Он взял ее на руки и понес ее слабое изможденное тело назад в машину. Двигатель он не выключал, так что в джипе было тепло и уютно. Он осторожно усадил Эртну на переднее сидение.
– Спасибо, Конрауд, спасибо за все, – еле слышно произнесла она.
Они продолжили сидеть в машине, и ветер выл вокруг нее, и на мыс приезжали все новые желающие посмотреть, как курсируют по своим древним орбитам небесные светила. Тень утратила свой красный цвет, потемнела и поползла дальше по лику луны. Круглый силуэт Земли стал медленно-медленно опускаться, пока не превратился в крошечную дугообразную полоску и не скрылся с глаз, и луна вновь не стала целой.
Когда на рассвете они собрались домой, Эртна сказала, что лунного затмения под солнцеворот не бывало с самого семнадцатого века и не предвидится в ближайшие сто лет. Она была тронута тем, что они провели вместе тот миг, когда время было разом и днем, и вечностью.
Конрауд вывел машину со стоянки задом. Эртна крепко спала: подействовал морфий. Он не спеша поехал домой, а когда припарковал машину у их дома в Аурбайре и собрался помочь супруге выйти, она уже была мертва.

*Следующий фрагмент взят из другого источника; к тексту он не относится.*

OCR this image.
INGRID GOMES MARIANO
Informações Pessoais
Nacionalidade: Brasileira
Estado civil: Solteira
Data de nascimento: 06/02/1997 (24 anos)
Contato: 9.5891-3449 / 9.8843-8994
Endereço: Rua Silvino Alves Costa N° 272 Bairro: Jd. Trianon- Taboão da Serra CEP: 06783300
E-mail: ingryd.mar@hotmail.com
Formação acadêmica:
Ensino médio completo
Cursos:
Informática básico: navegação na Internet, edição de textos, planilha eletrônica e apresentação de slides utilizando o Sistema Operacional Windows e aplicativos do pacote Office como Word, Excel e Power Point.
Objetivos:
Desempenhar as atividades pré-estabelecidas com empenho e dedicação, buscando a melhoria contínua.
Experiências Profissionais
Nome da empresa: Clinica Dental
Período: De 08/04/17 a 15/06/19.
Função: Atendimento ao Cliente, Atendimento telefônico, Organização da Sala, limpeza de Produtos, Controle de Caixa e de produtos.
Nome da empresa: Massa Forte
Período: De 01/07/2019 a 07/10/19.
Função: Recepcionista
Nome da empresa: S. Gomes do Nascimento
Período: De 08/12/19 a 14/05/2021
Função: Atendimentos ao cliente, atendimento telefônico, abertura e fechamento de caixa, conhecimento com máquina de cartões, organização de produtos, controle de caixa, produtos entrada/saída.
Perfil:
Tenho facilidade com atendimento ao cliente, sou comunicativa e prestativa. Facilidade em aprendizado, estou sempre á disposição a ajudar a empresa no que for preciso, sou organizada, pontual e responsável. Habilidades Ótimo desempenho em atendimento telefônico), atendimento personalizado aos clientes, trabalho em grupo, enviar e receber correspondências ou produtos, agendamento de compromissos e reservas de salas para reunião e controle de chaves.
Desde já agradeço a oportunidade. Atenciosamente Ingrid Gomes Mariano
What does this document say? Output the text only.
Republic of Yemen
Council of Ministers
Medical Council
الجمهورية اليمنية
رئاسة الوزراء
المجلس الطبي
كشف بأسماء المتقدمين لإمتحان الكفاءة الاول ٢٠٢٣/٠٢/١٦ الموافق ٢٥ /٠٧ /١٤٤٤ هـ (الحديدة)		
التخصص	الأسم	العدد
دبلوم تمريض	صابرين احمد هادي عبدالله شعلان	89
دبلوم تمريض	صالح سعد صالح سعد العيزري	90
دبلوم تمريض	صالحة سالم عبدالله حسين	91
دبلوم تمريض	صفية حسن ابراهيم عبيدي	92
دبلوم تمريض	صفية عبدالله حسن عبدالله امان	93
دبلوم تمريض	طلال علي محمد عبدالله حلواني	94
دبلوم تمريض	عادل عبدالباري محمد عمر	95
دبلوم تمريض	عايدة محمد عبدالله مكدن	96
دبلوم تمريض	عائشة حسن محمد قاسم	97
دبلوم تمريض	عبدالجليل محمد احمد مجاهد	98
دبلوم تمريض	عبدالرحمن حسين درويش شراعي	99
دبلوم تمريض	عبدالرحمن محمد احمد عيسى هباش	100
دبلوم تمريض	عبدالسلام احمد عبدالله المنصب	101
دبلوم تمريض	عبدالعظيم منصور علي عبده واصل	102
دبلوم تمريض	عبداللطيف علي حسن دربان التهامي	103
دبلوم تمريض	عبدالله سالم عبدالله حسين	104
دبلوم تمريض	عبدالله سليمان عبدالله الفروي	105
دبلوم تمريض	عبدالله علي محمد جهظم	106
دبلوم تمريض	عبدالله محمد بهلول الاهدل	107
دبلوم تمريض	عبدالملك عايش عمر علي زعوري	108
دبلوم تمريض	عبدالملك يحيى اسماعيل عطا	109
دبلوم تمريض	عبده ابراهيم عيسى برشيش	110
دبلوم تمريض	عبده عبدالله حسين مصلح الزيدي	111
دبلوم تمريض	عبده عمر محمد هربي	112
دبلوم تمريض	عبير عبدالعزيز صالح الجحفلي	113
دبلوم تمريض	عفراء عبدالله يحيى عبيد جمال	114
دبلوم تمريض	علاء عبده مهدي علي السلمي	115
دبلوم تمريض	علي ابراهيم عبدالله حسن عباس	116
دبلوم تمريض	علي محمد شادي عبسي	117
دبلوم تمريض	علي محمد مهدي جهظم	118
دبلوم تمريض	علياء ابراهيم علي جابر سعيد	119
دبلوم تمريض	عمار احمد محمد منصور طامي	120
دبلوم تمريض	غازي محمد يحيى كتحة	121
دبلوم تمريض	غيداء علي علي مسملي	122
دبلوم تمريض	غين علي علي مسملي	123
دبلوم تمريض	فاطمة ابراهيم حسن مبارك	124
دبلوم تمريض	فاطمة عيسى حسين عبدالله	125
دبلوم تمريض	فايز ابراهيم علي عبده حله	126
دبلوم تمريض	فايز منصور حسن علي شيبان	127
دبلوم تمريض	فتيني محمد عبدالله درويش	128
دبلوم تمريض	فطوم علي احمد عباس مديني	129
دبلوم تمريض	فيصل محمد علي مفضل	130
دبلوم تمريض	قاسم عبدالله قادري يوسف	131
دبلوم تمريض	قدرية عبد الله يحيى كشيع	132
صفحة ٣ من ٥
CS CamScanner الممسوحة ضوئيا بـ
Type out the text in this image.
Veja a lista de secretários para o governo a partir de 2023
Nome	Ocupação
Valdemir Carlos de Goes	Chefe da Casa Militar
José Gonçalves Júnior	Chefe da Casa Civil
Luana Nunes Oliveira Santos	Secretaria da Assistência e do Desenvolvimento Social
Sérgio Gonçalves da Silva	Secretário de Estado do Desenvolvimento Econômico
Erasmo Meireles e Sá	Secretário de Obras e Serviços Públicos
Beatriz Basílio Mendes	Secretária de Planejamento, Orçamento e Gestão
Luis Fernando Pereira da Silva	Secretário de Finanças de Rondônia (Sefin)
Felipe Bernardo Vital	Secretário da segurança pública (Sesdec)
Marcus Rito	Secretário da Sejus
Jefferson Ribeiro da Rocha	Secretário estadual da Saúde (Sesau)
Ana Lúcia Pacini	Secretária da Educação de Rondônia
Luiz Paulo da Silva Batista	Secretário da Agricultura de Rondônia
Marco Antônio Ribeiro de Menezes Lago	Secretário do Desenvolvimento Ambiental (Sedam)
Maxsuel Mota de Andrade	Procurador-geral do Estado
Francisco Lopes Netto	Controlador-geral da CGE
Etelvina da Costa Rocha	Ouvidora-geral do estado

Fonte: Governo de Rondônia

Конрауд долго сидел в машине неподвижно и лишь потом осторожно расстегнул на ней ремень безопасности, на руках внес ее в дом, положил на кровать и сказал ей то, что забыл сказать в машине по дороге домой: как описывается луна в одном стихотворении: это пряжка ночи, подруга влюбленных.
Тот день был самым коротким в году – и при этом самым длинным в жизни Конрауда.
Длился он всего четыре часа двенадцать минут.
И целую вечность.
45
Ее звали Паулина, работала она водителем такси и была задержана за езду в состоянии алкогольного опьянения на улице Фраккастиг в тот вечер, когда сбили Вилли. Через два года ее лишили прав за наезд на пешехода, которого она к тому же оставила лежать на дороге без помощи. Через некоторое время после наезда ее застали дома, и она созналась во всем. Количество алкоголя у нее в крови зашкаливало. Она отправилась лечиться от алкоголизма и с тех пор не прикасалась к спиртному.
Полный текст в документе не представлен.